Он оглянулся, любуясь безлюдьем. Деревенские улочки вымерли. Даже если бы стрелки часов не указывали на время вечернего чая — здесь, на окраине, всегда было безлюдно.
Он положил руку на калитку, подтолкнул совсем легонько. Скользнув в приоткрывшуюся щель, ступил на мощёную камнем дорожку и бросил через плечо:
— Я позову. Скоро.
Двое наёмников уже спрыгнули наземь. Держа руки на эфесах клинков, косились за плетень, на добротный деревенский дом с белёными стенами — светлый островок в море яблоневых крон вокруг.
Он поднялся по трём ступеням террасного крыльца, и ветер донёс ему в спину обрывки шёпота:
— …те самые Фаргори…
— …так самоуверен…
— …знает, что никто не увидит?
— …а если увидит — сильно пожалеет…
Он коротко стукнул в дверь.
Её шагов он не услышал. Не мог услышать.
— Кто там? — голос за дверью звенел нежными переливами — не хуже альвийских флейт.
Он улыбнулся:
— Боюсь, мой ответ вам не понравится… Ваше Высочество.
Тишина за дверью обратилась в полную противоположность звука.
— Ваше Высочество?
Он прижался щекой к некрашеной двери. Дерево было нагретым и сухим — оно грело, как печка.
— Ваше Высочество, обойдёмся без шума. Мне нужна ваша дочь. Отдайте её, и вас никто не тронет.
— Я вас не понимаю, — её голосом можно было колоть лёд. — Меня зовут Мариэль, и я из семьи Фаргори, что испокон веков живут в Прадмунте и делают сидр, и я простая крестьянка. Если всё это шутка, то чрезвычайно глупая. А теперь — уходите.
— Неплохо, Ваше Высочество. Снимаю шляпу и восхищаюсь вашей выдержкой. Но, боюсь, в этой игре вам выпали плохие карты, и если вы не откроете мне дверь, я открою её сам, только и всего.
— Вы угрожать явились? — она казалась спокойной. — Я умею громко кричать, поверьте. И стоит мне крикнуть, как сбегутся…

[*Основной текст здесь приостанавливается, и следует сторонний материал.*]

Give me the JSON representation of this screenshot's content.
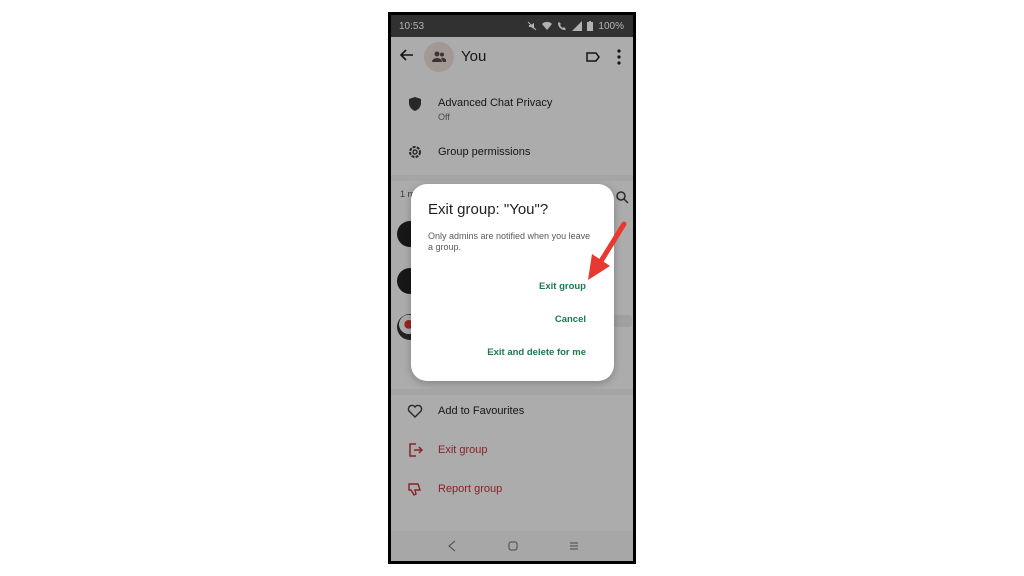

— Далековато докрикиваться. А даже если сбегутся — значит, придётся убрать на пару человек больше. Или на десяток человек, — он отступил на шаг. — Я не шутить пришёл, Ваше Высочество. И с пустыми руками уходить не намерен. Чем скорее вы это поймёте, тем лучше.
Когда она заговорила вновь, её голос звучал глухо:
— Я пойду с тобой, но Таша… Оставь её. Она здесь ни при чём, она ничего не знает, клянусь.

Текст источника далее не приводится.